I'm receiving a Goblin tomorrow and am planning an upgrade around it but before pulling the trigger I would like to know from experienced members what is the highest watts they can vape their Goblin at without dry hits.

I have an IPV V2 so have 50 watts at my disposal but I find it doesn't always cut it on some of my builds especially my big airflow dripper. That's where I turn to a mech and low ohms but I want the Goblin paired with a regulated box.


----------



## zadiac (17/2/15)

100W on my Sigelei 100W, but it's not a very enjoyable vape. Max 60w for me.


----------



## stevie g (17/2/15)

Great so it can take lots of power!. When it was on 100w on the Sigelei was it the vapor that was too hot or did it dry burn?. Is there sufficient airflow to vape around 65W because I know that high watts like to have alot of airflow to keep the coils in check. @zadiac


----------



## shaunnadan (17/2/15)

the golbin is a beast !

max vg juice with full airflow open on a sub ohm coil at 50W and its clouds for days... bit of a warm vape but not unpleasant.

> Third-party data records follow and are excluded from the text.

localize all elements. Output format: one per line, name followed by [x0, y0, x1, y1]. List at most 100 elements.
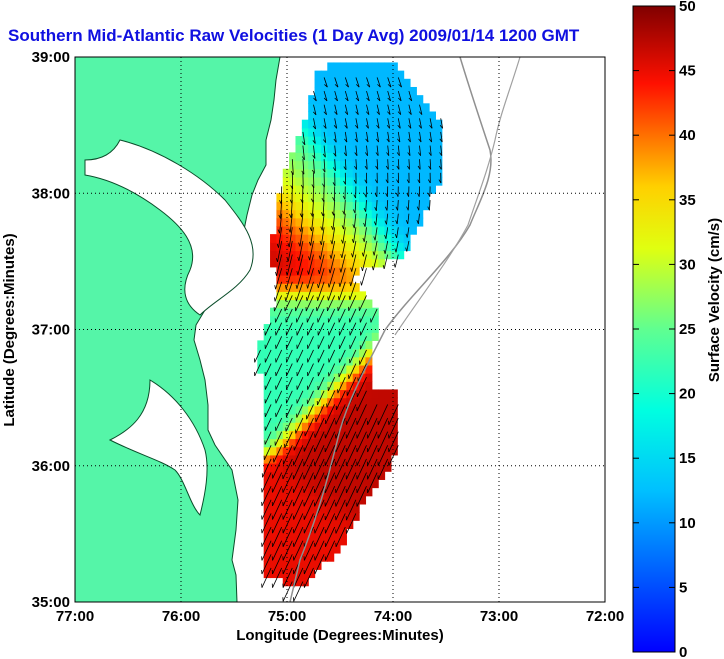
- field-cell: [390, 201, 398, 211]
- vector-arrow: [346, 404, 357, 425]
- field-cell: [429, 127, 436, 137]
- vector-arrow: [376, 159, 379, 170]
- field-cell: [397, 111, 405, 121]
- field-cell: [320, 552, 328, 562]
- field-cell: [282, 438, 290, 448]
- vector-arrow-head: [300, 198, 303, 203]
- field-cell: [352, 324, 360, 333]
- field-cell: [314, 119, 322, 129]
- field-cell: [295, 225, 303, 235]
- vector-arrow: [397, 104, 402, 115]
- vector-arrow-head: [384, 234, 387, 239]
- field-cell: [390, 209, 398, 219]
- field-cell: [403, 176, 411, 186]
- field-cell: [327, 185, 335, 194]
- vector-arrow: [282, 458, 293, 480]
- field-cell: [340, 95, 347, 104]
- field-cell: [308, 479, 316, 489]
- field-cell: [371, 185, 379, 194]
- vector-arrow-head: [438, 165, 442, 170]
- vector-arrow: [302, 145, 305, 160]
- vector-arrow: [324, 417, 336, 439]
- vector-arrow-head: [311, 184, 315, 189]
- vector-arrow: [286, 404, 293, 418]
- vector-arrow: [327, 377, 336, 392]
- vector-arrow: [387, 159, 389, 170]
- field-cell: [308, 487, 316, 497]
- field-cell: [346, 201, 354, 211]
- vector-arrow: [314, 513, 325, 534]
- field-cell: [365, 86, 373, 96]
- vector-arrow: [303, 486, 314, 507]
- vector-arrow: [254, 349, 261, 363]
- field-cell: [352, 217, 360, 227]
- vector-arrow: [366, 159, 368, 170]
- vector-arrow-head: [333, 138, 337, 143]
- vector-arrow-head: [289, 199, 293, 204]
- vector-arrow: [303, 513, 314, 534]
- sound-south: [108, 379, 208, 516]
- field-cell: [378, 152, 386, 162]
- vector-arrow-head: [382, 264, 385, 270]
- field-cell: [359, 234, 367, 243]
- field-cell: [327, 536, 335, 546]
- field-cell: [340, 136, 347, 145]
- field-cell: [295, 364, 303, 374]
- field-cell: [327, 479, 335, 489]
- field-cell: [257, 356, 265, 366]
- vector-arrow: [364, 213, 367, 227]
- field-cell: [314, 332, 322, 341]
- vector-arrow-head: [374, 206, 377, 211]
- vector-arrow-head: [349, 282, 352, 287]
- vector-arrow: [440, 145, 443, 156]
- vector-arrow-head: [377, 84, 381, 88]
- field-cell: [282, 250, 290, 260]
- field-cell: [390, 242, 398, 252]
- field-cell: [314, 405, 322, 415]
- x-tick-labels: 77:00 76:00 75:00 74:00 73:00 72:00: [56, 608, 624, 625]
- vector-arrow: [275, 349, 283, 363]
- field-cell: [320, 397, 328, 407]
- field-cell: [295, 168, 303, 178]
- field-cell: [314, 520, 322, 530]
- field-cell: [365, 250, 373, 260]
- field-cell: [327, 487, 335, 497]
- vector-arrow: [386, 213, 389, 225]
- vector-arrow: [335, 458, 346, 480]
- field-cell: [429, 185, 436, 194]
- vector-arrow-head: [317, 269, 320, 274]
- field-cell: [308, 536, 316, 546]
- field-cell: [397, 250, 405, 260]
- vector-arrow: [385, 227, 389, 239]
- field-cell: [308, 119, 316, 129]
- field-cell: [359, 86, 367, 96]
- field-cell: [301, 536, 309, 546]
- field-cell: [314, 324, 322, 333]
- field-cell: [371, 446, 379, 456]
- field-cell: [276, 405, 284, 415]
- field-cell: [263, 324, 271, 333]
- field-cell: [276, 536, 284, 546]
- field-cell: [346, 340, 354, 350]
- field-cell: [365, 225, 373, 235]
- field-cell: [371, 438, 379, 448]
- field-cell: [257, 340, 265, 350]
- field-cell: [352, 62, 360, 72]
- field-cell: [270, 561, 277, 570]
- vector-arrow: [349, 308, 357, 323]
- field-cell: [365, 144, 373, 153]
- vector-arrow: [272, 486, 283, 507]
- field-cell: [314, 111, 322, 121]
- field-cell: [340, 446, 347, 456]
- field-cell: [327, 283, 335, 292]
- field-cell: [352, 78, 360, 88]
- field-cell: [270, 315, 277, 325]
- field-cell: [340, 144, 347, 153]
- shelf-contour: [289, 57, 492, 602]
- field-cell: [346, 111, 354, 121]
- field-cell: [333, 185, 341, 194]
- field-cell: [308, 275, 316, 284]
- field-cell: [365, 136, 373, 145]
- field-cell: [333, 307, 341, 317]
- field-cell: [371, 315, 379, 325]
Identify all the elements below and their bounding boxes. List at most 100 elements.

my daily vape is 0.3ohms - 0.4ohms around 30-35w.


----------



## ComplexChaos (17/2/15)

My adv is 26g, 2.5mm, 0.5 ohm vaping at 30w-35w on my sxmini.

Reactions: Agree 1


----------



## shaunnadan (17/2/15)

the 2.5mm id is a bit tight in that goblin chimney. but works like a dream !

Reactions: Agree 1


----------



## WHITELABEL (17/2/15)

0.4 is my sweet spot on the nemesis. Haven't had any wicking problems.


----------



## Dr Phil (17/2/15)

0.50ohms 50 to 55w


----------



## stevie g (17/2/15)

Ok so it seems I will be fine getting something in the 50-70w range.


----------



## stevie g (17/2/15)

I'm thinking of purely when I want to show off at braai's etc by CHUCKING!!! clouds around when you need to unleash your "only professional professional vaper" (said in chingrish). "You no professional this product not for you!".


----------



## zadiac (17/2/15)

Sprint said:


> Great so it can take lots of power!. When it was on 100w on the Sigelei was it the vapor that was too hot or did it dry burn?. Is there sufficient airflow to vape around 65W because I know that high watts like to have alot of airflow to keep the coils in check. @zadiac



The vape was too hot. I like a warm vape, but not hot. Also, at 100W you can only take two or three toots from 15 drops and it's dry. It goes through batteries and juice in no time. Not worth it. A 50w or 60w device should suffice for anyone. I can't really believe that anyone would want such a hot vape @ 100w as an ADV. Just my 2c.

Reactions: Like 2 | Can relate 1


----------



## stevie g (17/2/15)

So I'll keep the Big Dripper with drilled out airflow for my 100w+ builds. Thanks for the input seems the IPV mini 2 will be a perfect match.


----------



## stevie g (17/2/15)

So I'll keep the Big Dripper with drilled out airflow for my 100w+ builds. Thanks for the input seems the IPV mini 2 will be a perfect match.


----------